Verse 13 Here the crime is blaspheming God and the king. God and the king go together in the East. If you only blaspheme God, it is not quite so bad, but a king also—doesn’t work. Kings are appointed by God; therefore, it is a crime. Anytime they blaspheme against God, they use stones because  it was upon the tables of stone that the law was given. Therefore, if any man sins against God, or God’s law, the law, which is the stone, will deal with the man. That is their idea. So, you mustn’t use a stone in the East to bring fruit down because that is blaspheming.
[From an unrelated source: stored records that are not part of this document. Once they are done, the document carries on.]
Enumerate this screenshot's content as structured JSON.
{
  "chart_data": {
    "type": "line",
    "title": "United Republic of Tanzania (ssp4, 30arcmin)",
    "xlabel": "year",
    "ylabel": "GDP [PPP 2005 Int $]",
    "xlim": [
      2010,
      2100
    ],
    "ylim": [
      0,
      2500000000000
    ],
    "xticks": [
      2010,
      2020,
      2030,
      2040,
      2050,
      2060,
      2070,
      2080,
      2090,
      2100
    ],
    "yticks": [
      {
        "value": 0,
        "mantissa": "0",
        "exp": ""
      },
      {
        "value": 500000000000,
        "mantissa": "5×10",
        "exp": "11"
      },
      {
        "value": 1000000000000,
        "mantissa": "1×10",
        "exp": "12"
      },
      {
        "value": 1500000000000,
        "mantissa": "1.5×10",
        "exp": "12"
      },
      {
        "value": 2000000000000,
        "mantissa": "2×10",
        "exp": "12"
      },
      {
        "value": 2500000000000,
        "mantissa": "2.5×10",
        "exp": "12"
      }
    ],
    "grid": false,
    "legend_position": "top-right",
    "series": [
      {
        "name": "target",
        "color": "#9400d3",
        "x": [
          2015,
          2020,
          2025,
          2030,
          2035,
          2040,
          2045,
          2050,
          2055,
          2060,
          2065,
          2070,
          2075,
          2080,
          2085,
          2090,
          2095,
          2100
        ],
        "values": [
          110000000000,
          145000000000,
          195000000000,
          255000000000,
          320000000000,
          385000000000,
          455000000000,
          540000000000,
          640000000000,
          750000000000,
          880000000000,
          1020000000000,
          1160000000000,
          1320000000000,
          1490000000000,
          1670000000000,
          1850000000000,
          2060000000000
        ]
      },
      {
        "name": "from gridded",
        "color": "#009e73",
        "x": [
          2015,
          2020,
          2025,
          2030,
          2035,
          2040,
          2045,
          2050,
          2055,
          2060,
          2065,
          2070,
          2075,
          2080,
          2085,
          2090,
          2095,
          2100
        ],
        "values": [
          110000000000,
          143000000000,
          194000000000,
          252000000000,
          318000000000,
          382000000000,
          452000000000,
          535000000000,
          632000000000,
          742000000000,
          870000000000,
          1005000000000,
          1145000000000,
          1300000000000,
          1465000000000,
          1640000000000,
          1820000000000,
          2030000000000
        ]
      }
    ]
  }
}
They use stones only to fight dogs because they think dogs
are unclean and mustn’t be touched.
Verse 21 Translation: ”Behold, I will bring evil upon thee and will destroy thy posterity and will cut off from Ahab even the dogs that urinate against the wall and him that is imprisoned and also him that is the least in Israel.’
Pisseth against the wall, ‘…and will cut off from .Ahab him that pisseth against the wall,’ should say, ‘I will take away thy prosperity and will cut off from Ahab even the dogs that urinate against the wall and him that is shut up and released in Israel.’
Verse 23 This is not an ordinary wall in a house. It is a wall that is broken down. This is where dogs usually eat what they can get a hold of in the East. If they get something, they drag it to a broken wall and eat it because if they eat it where people are living they will beat the dogs. Therefore, this woman’s body will be eaten where no human being is living. It should be ‘broken wall.’
Verse 27 ‘…and went softly….’ Should be ‘…and behaved humbly.’
Sackcloth, fasting, went softly. ‘Went softly’ means behaved humbly. Sackcloth always shows humility. When a man is humble, he is not dejected. A man can be full of believing and be humble.
When a man is in sackcloth and ashes, he is more hopeful actually, otherwise, he won’t have believing in it to wear it.
Verses 28 and 29 Humility. The moment we humble ourselves and repent, then do we receive an answer to our prayer. A dejected man has no believing at all.